L’éditorial – Le Hezb au Liban-Sud: banaliser le fait accompli 
Les députés de l’opposition, représentant les partis, courants et personnalités souverainistes, ont clairement mis le doigt sur la plaie… Sans atermoiements ni complaisance, ils ont proclamé leur refus de voir le Liban entraîné dans une guerre à grande échelle dont «le seul et unique objectif est de renforcer le positionnement de l’Iran sur l’échiquier régional». «Nous n’accepterons pas d’être poussés dans une guerre globale qui ne servirait pas la cause palestinienne et qui détruirait le Liban», ont-ils affirmé au cours d’une rencontre avec la presse et les médias au siège du Parlement.

Cette position tranchée reflète, à n’en point douter, un point de vue exprimé déjà à maintes reprises par nombre de faiseurs d’opinion et par une écrasante majorité de la population. Son mérite est, toutefois, de réaffirmer haut et fort une réalité que le Hezbollah tente d’occulter avec assiduité, à savoir le rejet par la quasi-totalité des Libanais de la banalisation d’un fait accompli destructeur: celui que la formation pro-iranienne s’emploie à instaurer par la force des armes en créant, à la frontière avec Israël, une situation de guerre d’usure permanente qui dure depuis neuf mois et qui risque à n’importe quel instant de dégénérer en une vaste confrontation généralisée.

Cette insistance du Hezbollah – qui dépasse les limites de l’arrogance – à banaliser une guerre qu’il a pris l’initiative d’imposer dans le seul but de renforcer la position négociatrice de la République islamique iranienne a un impact dévastateur sur le plan interne. Faisant preuve d’un inqualifiable mépris en la matière, le Hezb montre qu’il tient très peu compte des pertes en vies humaines (notamment dans les rangs de ses miliciens), des destructions massives dans les villages du Sud, de l’exode auquel ont été forcés près de 100.000 Libanais, des graves dégâts causés aux terres agricoles. Ce dédain, qui entretient la perception qu’il considère le pays comme sa propriété privée – ou, pire encore, comme celle du régime des mollahs – suscite un dangereux ressentiment au sein de la population, approfondissant, par le fait même, le fossé qui se creuse de jour en jour entre lui et les autres composantes du tissu social libanais.

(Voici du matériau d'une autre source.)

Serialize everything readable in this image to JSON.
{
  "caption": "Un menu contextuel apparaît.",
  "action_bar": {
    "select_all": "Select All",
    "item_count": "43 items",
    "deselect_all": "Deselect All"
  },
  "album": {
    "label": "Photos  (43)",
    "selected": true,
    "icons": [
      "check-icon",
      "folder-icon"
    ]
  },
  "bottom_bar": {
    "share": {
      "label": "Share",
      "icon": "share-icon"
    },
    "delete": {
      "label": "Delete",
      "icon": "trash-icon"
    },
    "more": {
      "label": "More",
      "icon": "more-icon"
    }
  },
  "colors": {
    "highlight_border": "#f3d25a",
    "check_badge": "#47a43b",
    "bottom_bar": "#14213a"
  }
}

Ce ressentiment provoqué par les comportements miliciens et les aventures guerrières, fruit d’initiatives unilatérales, est aggravé encore plus par la tentation totalitaire d’imposer des valeurs, des coutumes sociales, un mode de vie, d’un autre âge. La récente tirade du député Mohammed Raad, qui a stigmatisé ceux qui ne songent qu’à «mener leur vie, à fréquenter des lieux de loisirs et à se rendre à la plage», contribuant de la sorte, selon lui, à «la destruction du pays»(!), aurait pu être inscrite au registre d’une simple boutade maladroite. Sauf qu’elle confirme les propos tenus, il y a quelque temps, par le leader du Hezbollah qui, dans un discours télévisé, avait classé les Libanais en quatre catégories: les «bons» Libanais (en l’occurrence ses partisans) qui soutiennent la «résistance»; les «mauvais» Libanais qui «collaborent avec l’ennemi»; les Libanais condamnables «qui sont indifférents au sujet de ce qui se passe autour d’eux»; et les Libanais, non moins condamnables, «qui ne pensent qu’à se promener le dimanche avec leur famille»(!).

C’est cette ligne de conduite globale et ces étranges positions à caractère sociétal adoptées par la formation pro-iranienne qui apportent largement de l’eau au moulin de ceux qui réclament l’adoption d’un système fédéral, voire la partition. Le directoire du Hezbollah, en fin stratège, devrait pouvoir admettre que le vivre ensemble ne saurait être fondé sur une tentative d’Anschluss visant le Liban ou sur une volonté de défigurer le visage du pays du Cèdre en cherchant à imposer des valeurs, un mode de vie diamétralement opposés aux spécificités historiques des diverses composantes de la société libanaise.

Le cumul de ressentiments ne peut donner naissance qu’à une montée aux extrêmes des deux côtés de la barricade. Les développements en cours dans la région et dans certains pays occidentaux en sont la preuve la plus éclatante. Ce cercle vicieux des extrémismes destructeurs ne pourrait être brisé, ici et ailleurs, qu’en respectant la dignité de l’individu… Et, surtout, en s’abstenant de vouloir imposer à autrui ses propres valeurs théocratiques et sociales, souvent par la force des armes et les actions terroristes les plus démentielles.